El Atlético de Madrid cumplió una vez más con una de sus costumbres más arraigadas al reunir a la plantilla completa en el Restaurante José María para compartir el tradicional cochinillo que marca el comienzo oficial de la pretemporada. La cena, celebrada el pasado 15 de julio, reunió a jugadores, cuerpo técnico y directivos en un ambiente distendido que precede a los primeros compromisos del verano.

Como establece el ritual desde hace años, los futbolistas incorporados en la última ventana de fichajes fueron los encargados de partir el cochinillo utilizando únicamente un plato. El gesto, seguido de risas y aplausos por parte del resto de la plantilla, simboliza la integración de los nuevos miembros en el grupo y refuerza el sentido de continuidad que el club busca mantener entre temporadas.
Orígenes y significado de la costumbre
La tradición del cochinillo se remonta a más de una década y se ha convertido en un acto de cohesión interna. Aunque carece de valor deportivo directo, sirve para establecer un punto de encuentro antes de que comiencen los entrenamientos intensivos y los partidos de preparación. El club entiende que estos momentos ayudan a construir relaciones personales que luego se reflejan en el campo durante la exigente campaña que se avecina.
El Restaurante José María, ubicado en la zona de la sierra madrileña, ha sido el escenario elegido de forma recurrente por su capacidad para acoger a todo el grupo en un entorno reservado. La elección del establecimiento responde también a su especialidad en asados segovianos, plato que se ha mantenido invariable año tras año.

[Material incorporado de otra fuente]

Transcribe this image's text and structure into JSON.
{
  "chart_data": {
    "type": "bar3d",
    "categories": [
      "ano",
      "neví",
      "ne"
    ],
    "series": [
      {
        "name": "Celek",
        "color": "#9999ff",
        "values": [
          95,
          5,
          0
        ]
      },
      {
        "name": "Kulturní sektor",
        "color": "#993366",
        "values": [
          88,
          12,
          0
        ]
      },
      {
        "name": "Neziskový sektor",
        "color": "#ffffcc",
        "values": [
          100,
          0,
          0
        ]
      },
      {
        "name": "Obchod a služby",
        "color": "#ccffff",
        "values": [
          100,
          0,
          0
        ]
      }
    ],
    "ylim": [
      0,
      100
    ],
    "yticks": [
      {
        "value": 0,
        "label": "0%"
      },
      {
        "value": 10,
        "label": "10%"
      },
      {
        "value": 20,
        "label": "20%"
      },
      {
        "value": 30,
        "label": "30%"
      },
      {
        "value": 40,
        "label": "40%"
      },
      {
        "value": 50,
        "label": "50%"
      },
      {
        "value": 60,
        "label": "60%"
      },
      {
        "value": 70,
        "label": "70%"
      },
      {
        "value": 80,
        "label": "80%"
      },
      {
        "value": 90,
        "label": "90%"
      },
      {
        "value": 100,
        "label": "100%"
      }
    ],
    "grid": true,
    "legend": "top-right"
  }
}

Contexto de la pretemporada rojiblanca
La cena coincide con el inicio de los trabajos de pretemporada en las instalaciones del club. El equipo afronta un calendario que incluye varios encuentros amistosos antes del comienzo oficial de LaLiga y las competiciones europeas. El cuerpo técnico ha señalado en ocasiones anteriores que estos primeros días sirven para evaluar el estado físico de los jugadores y para introducir conceptos tácticos básicos que se desarrollarán durante el verano.

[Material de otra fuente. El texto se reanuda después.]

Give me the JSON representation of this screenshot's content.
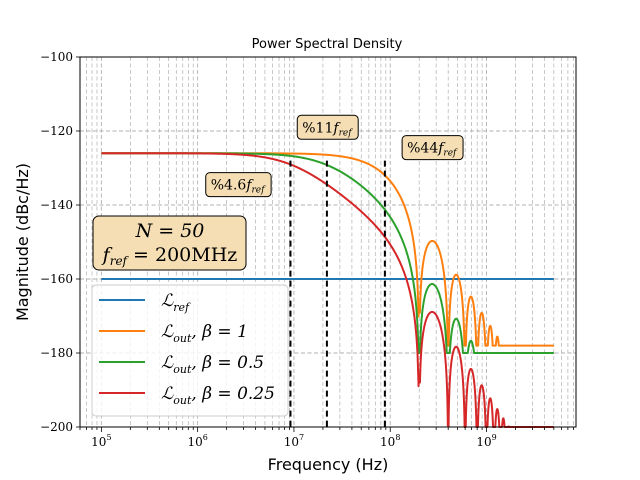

Los nuevos fichajes, al participar activamente en el corte del cochinillo, recibieron su primera presentación informal ante el resto de la plantilla. Esta práctica reduce la distancia jerárquica habitual y facilita la adaptación de quienes llegan procedentes de otros clubes o ligas.
Reacciones internas y ambiente del grupo
Los asistentes describieron la velada como relajada y productiva. Varios jugadores veteranos destacaron la importancia de mantener rituales que trascienden lo puramente deportivo y que contribuyen a la identidad del vestuario. El club, por su parte, ha evitado convertir el acto en un evento mediático, limitando la difusión a imágenes internas y respetando el carácter privado de la reunión.
La dirección deportiva considera que este tipo de iniciativas complementan el trabajo técnico y físico. Aunque no existen estudios que midan su impacto en resultados, el club mantiene la costumbre porque forma parte de una cultura interna que valora tanto la preparación atlética como la convivencia entre los miembros del equipo.
Perspectivas para la nueva campaña
Tras la cena, el Atlético de Madrid se concentrará en los entrenamientos matutinos y vespertinos que preceden a los primeros partidos de pretemporada. El club espera que la integración de los refuerzos se complete antes del inicio de la competición oficial, momento en el que la plantilla deberá demostrar su capacidad para competir en varios frentes simultáneos.
La tradición del cochinillo, lejos de ser un mero detalle folclórico, representa un recordatorio anual de que el éxito colectivo depende también de la cohesión del grupo. El Atlético de Madrid continúa apostando por este tipo de gestos que, aunque sencillos, ayudan a cimentar la base sobre la que se construye cada temporada.